Für jeden Befehlssatz gibt es eine kleine Anzahl von Funktionen, die keine anderen Funktionen aufrufen und vom Compiler stark optimiert werden (sogenannte Blattfunktionen), die nicht von FBT instrumentiert werden können. Prüfpunkte für diese Funktionen sind in DTrace nicht vorhanden.
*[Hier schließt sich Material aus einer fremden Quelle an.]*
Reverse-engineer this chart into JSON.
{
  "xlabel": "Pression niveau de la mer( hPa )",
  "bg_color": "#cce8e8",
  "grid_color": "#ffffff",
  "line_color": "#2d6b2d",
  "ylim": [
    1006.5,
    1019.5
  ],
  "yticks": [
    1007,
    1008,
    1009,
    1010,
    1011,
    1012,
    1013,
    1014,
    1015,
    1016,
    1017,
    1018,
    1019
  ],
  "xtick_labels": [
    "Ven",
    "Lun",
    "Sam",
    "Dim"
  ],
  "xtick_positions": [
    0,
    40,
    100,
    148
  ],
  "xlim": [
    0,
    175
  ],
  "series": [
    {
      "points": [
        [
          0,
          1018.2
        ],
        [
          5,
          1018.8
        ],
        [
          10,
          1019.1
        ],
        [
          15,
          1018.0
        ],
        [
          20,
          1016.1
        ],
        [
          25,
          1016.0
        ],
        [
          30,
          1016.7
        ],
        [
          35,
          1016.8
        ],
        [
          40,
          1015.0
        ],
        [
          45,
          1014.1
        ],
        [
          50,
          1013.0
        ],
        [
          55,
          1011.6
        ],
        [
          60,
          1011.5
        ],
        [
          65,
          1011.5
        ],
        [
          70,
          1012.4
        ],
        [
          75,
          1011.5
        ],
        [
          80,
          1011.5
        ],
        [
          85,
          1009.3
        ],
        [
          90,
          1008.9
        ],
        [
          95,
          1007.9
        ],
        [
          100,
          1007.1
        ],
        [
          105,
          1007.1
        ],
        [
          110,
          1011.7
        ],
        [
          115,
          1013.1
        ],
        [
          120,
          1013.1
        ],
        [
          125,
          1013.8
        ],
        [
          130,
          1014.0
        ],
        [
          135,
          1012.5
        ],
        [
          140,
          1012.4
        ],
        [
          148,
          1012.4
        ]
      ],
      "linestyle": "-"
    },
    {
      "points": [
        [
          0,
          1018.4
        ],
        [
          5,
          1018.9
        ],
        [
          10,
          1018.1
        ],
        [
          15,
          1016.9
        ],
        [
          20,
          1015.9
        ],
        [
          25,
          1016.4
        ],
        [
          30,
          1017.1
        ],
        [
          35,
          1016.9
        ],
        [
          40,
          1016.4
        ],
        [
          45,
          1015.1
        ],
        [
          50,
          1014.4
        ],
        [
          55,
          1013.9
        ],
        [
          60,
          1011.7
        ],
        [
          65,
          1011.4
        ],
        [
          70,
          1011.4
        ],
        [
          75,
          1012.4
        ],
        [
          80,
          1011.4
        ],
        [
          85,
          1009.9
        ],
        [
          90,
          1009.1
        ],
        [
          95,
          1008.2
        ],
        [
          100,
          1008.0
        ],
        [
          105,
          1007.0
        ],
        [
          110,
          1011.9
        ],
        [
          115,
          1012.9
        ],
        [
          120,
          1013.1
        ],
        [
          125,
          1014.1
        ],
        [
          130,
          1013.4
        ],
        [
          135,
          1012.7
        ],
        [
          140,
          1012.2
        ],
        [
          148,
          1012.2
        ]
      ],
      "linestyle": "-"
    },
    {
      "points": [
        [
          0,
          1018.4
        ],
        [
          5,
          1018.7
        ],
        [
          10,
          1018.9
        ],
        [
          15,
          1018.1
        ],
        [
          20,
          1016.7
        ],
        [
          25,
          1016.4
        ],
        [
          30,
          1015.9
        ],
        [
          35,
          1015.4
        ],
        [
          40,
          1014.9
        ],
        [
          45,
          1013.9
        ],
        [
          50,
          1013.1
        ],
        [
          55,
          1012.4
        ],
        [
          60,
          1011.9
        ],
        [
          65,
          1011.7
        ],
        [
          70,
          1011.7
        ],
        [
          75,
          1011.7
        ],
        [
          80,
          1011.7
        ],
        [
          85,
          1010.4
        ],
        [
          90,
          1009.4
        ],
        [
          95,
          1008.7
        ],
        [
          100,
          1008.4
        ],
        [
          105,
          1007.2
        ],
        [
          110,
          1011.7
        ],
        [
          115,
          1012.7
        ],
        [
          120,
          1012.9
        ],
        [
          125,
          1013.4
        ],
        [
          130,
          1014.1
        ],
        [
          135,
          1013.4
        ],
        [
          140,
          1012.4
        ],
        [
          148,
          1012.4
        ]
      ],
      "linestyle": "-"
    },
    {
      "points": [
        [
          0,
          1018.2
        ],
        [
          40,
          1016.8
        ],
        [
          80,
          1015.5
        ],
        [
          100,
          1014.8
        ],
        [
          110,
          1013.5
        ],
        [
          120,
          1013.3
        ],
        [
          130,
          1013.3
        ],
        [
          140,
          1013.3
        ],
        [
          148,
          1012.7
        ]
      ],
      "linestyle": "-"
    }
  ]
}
Der Befehl dtrace -ln fbt:nt:: führt alle Prüfpunkte und deren Parameter auf, die für das nt-Modul verfügbar sind. Verwenden Sie den Debugger lm (List Loaded Modules), um alle verfügbaren Module aufzuführen.
C:\>dtrace -ln "fbt:nt::"
ID PROVIDER MODULE FUNCTION NAME
3336 fbt nt PiDqActionDataFree entry
3337 fbt nt PiDqActionDataFree return
3338 fbt nt PiDqActionDataGetRequestedProperties entry
3339 fbt nt PiDqActionDataGetRequestedProperties return
3340 fbt nt _CmGetMatchingFilteredDeviceInterfaceList entry
...
Hinweis
Da in nt Tausende von Aufrufen verfügbar sind, empfiehlt es sich nicht, den Funktionsnamen leer zu lassen, wenn ein DTrace-Befehl ausgeführt wird, der Daten protokolliert. Der empfohlene Ansatz zur Vermeidung möglicher Leistungseinbußen besteht darin, zumindest einen Teil des Funktionsnamens anzugeben, z. B. fbt:nt:*Timer*:entry.
PID
Mit dem DTrace PID-Anbieter können Sie die interne Ausführung von Prozessen im Benutzermodus wie einem Webbrowser oder einer Datenbank verfolgen. Sie können DTrace auch zum Zeitpunkt des Prozessstarts anhängen, um Probleme beim Prozessstart zu beheben. Im Rahmen der PID-Definition geben Sie die im Prozess definierten Funktionen sowie bestimmte Offsets (oder alle Offsets mit einem Platzhalter *) innerhalb der Funktion an. Der PID-Anbieter erfordert, dass die Binärdatei zum Zeitpunkt der Skriptausführung gestartet oder ausgeführt wird.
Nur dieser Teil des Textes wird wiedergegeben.